Я видел, как многие уже облизывались и потягивались, предвкушая пикантный фант. «Мы будем играть в счет, — объявила Лотта. — Внимание! Я пойду по кругу справа налево, и вы считайте за мной; каждый должен называть то число, которое придется на него, и так до тысячи, только живо, без задержки, а кто запнется или ошибется-получит пощечину». Зрелище было превеселое. Она пошла по кругу с поднятой рукой. Первый сказал «раз», сосед его — «два», следующий — «три» и так далее. Потом она зашагала быстрее, все быстрее; один ошибся, бац! — пощечина, от смеха спутался другой, опять бац! — а она шла все быстрее. Я сам получил две оплеухи и с тайной радостью отметил, что они были явно увесистее тех, что доставались другим. Игра закончилась всеобщим смехом и гамом, не дойдя до тысячи.

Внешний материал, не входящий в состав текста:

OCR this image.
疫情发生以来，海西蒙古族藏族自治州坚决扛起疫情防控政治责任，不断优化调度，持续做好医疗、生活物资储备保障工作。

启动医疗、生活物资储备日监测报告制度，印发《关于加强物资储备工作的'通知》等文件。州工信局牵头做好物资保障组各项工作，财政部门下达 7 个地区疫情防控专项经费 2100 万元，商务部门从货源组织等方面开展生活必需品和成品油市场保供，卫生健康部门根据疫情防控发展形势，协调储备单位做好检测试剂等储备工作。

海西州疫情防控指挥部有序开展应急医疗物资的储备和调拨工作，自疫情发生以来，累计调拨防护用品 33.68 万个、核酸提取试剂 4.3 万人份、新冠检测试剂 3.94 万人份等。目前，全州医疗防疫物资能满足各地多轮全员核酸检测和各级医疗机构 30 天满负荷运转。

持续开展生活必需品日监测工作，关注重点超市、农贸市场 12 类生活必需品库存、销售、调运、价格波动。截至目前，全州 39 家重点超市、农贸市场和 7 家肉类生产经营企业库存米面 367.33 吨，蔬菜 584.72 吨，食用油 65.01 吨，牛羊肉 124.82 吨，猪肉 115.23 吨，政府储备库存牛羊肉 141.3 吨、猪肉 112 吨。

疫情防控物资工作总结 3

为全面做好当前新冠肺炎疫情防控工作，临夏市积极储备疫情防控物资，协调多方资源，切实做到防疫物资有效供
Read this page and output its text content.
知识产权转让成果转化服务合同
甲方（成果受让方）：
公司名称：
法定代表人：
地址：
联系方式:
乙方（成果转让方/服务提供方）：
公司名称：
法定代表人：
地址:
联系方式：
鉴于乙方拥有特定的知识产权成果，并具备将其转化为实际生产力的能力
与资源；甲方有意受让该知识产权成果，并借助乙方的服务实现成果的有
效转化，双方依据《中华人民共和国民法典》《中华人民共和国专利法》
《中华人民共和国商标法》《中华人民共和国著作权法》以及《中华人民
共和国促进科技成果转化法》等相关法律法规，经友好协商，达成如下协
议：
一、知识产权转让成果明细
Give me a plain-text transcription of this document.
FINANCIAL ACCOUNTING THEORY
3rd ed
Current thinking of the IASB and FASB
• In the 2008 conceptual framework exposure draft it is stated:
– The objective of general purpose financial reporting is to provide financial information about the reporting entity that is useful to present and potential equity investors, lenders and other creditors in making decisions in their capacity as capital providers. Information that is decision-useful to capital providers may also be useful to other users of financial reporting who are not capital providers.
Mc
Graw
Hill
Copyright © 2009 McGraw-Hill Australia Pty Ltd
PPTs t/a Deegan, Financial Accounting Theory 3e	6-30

Парочки уединились; гроза прошла, и я последовал за Лоттой в залу. На ходу она заметила: «Пощечины заставили их забыть и погоду, и все на свете!» Я не нашелся, что ответить. «Я первая струсила, — продолжала она, — но старалась бодриться, чтобы придать храбрости другим, и сама расхрабрилась».
Мы подошли к окну. Где-то в стороне еще громыхало, благодатный дождь струился на землю, и теплый воздух, насыщенный живительным ароматом, поднимался к нам. Она стояла, облокотясь на подоконник и вглядываясь в окрестности; потом посмотрела на небо, на меня; я увидел, что глаза ее подернулись слезами; она положила руку на мою и произнесла: «Клопшток!» Я сразу же вспомнил великолепную оду, пришедшую ей на ум, и погрузился в поток ощущений, которые она пробудила своим возгласом. Я не выдержал, я склонился и с блаженными слезами поцеловал ее руку. А потом снова взглянул ей в глаза. Великий! Дай бог тебе увидеть благоговейный восторг в этих глазах, а мне никогда не слышать твоего имени из кощунственных уст!
19 июня
Не помню, на чем я остановился в прошлый раз. Одно помню, что до постели я добрался в два часа ночи и что если бы я мог болтать с тобой, а не писать, то продержал бы тебя, должно быть, до самого утра.
Я не рассказал еще, что произошло на обратном пути с бала, а сегодня у меня опять мало времени.
Что это был за великолепный восход солнца! Вокруг окропленный дождем лес и освеженные поля! Наши спутницы задремали. Она спросила, не хочется ли мне последовать их примеру, я могу не стесняться ее присутствием. «Пока передо мной сияют эти глаза, — сказал я, смело глядя на нее, — мне сон не грозит». Оба мы бодрствовали до самых ее ворот, когда служанка потихоньку отворила ей и на ее расспросы ответила, что все благополучно, а отец и малыши еще спят. На этом я расстался с ней, попросив разрешения навестить ее в тот же день. Она разрешила, и я приехал, и с тех пор солнце, месяц и звезды могут преспокойно совершать свой путь, я не знаю, где ночь, где день, я не вижу ничего кругом.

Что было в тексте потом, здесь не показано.